Even if you aren't necessarily feeling thirsty, TAKE IT ANYWAY! Some of you may have heard of 'hyponatremia' which is often associated with taking in too much water. Let me emphasize that 'hyponatremia' is MOST PREVALENT in marathons where elapsed time on the road exceeds 4-5 hours. So, this means that there is virtually zero chance of this being an issue for any of you.

-How to handle water stops/stations on race day-

There will be several of these along the course. Typically, there are several tables laid out. DO NOT GO TO THE FIRST TABLE YOU SEE! Let the other runners slow down and bump into each other to get their water and electrolyte drink. Try to go to the LAST TABLE you see at the water station to avoid slowing down or possibly stumbling. Certainly you can walk through the water stations if you like.

-How to drink water and/or electrolyte drink on the run-

When you get your cup of water or electrolyte drink, pinch the top of the cup closed and fold one of the corners over so you effectively have a small, narrow 'spout'. Pour carefully into your mouth. If you don't want to walk through water stops/stations, this is the best way I know of to drink while running.

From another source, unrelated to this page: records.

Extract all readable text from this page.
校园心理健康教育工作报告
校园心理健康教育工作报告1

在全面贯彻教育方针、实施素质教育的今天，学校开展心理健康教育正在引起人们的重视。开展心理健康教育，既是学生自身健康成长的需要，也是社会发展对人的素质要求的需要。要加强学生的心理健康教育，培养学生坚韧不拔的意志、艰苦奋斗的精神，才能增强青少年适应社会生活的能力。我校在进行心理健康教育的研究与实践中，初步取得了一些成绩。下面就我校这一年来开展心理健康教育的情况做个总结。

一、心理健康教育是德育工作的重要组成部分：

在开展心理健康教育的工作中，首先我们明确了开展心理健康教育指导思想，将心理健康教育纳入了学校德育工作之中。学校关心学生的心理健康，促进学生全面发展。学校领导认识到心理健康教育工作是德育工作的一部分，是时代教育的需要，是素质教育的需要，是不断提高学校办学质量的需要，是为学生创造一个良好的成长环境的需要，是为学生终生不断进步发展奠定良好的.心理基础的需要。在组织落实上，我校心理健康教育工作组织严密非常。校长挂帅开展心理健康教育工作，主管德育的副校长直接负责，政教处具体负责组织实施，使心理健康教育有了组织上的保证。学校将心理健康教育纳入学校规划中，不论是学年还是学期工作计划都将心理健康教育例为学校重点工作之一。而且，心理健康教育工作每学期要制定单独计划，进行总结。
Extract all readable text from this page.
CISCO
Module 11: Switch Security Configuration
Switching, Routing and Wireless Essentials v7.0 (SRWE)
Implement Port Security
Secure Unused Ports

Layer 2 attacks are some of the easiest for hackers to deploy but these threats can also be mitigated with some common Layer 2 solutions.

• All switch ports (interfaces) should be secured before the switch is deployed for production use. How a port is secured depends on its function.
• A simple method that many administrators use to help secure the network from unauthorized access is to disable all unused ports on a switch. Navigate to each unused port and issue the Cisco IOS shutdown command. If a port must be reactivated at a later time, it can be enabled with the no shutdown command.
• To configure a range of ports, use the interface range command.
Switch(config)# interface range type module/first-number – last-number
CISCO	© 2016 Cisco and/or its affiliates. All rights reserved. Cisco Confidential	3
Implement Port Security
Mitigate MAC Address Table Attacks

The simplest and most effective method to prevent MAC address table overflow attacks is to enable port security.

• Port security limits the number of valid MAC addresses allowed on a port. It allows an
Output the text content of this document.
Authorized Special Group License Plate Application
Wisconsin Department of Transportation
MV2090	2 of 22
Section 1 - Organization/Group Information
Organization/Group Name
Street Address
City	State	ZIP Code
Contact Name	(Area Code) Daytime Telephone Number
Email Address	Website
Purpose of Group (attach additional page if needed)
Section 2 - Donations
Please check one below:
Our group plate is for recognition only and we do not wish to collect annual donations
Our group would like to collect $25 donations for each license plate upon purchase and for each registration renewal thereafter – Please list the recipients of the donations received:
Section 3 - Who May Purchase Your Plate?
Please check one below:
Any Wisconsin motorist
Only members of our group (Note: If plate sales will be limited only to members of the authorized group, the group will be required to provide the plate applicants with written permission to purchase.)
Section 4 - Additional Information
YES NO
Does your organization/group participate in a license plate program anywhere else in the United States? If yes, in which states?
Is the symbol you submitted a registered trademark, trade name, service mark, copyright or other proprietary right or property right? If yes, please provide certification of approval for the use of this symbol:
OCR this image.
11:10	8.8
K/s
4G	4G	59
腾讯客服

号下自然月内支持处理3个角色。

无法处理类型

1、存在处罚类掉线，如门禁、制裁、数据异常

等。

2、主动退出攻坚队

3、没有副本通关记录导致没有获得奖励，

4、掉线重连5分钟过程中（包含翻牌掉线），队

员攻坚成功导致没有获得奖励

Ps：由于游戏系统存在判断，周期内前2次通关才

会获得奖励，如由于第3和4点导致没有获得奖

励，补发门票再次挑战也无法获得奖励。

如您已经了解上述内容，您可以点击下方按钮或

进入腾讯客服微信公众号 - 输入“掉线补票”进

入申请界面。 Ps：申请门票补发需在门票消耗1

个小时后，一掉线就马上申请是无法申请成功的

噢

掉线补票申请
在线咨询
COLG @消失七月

-Take a GU every 45-60 minutes.

Make sure you get some simple carbohydrates (GUs or some other form of simple carbs) in your system every 45-60 min. This will help you continue to perform at a high level. Make sure to wash any nutrition product down with WATER not an electrolyte drink.

-Be mentally tough!

You've done the work. You've endured the long runs. You've tapered. You know how to fuel/hydrate properly. Remind yourself of all the hard work and preparation you've done those last few miles when you might be feeling a bit tired. YOU CAN DO THIS!!! YOU ARE READY FOR GLORY!

-Expedite race recovery.

As quickly as possible, get a quality combination of carbohydrates/protein in your system (remember 4 carbs: 1 protein is OPTIMAL for recovery. Chocolate Milk has this ratio.) I'd also encourage you to walk around for a few minutes to help increase circulation and help flush the lactic acid out of your system. If you have a stick or foam roller handy, spend some quality time with it!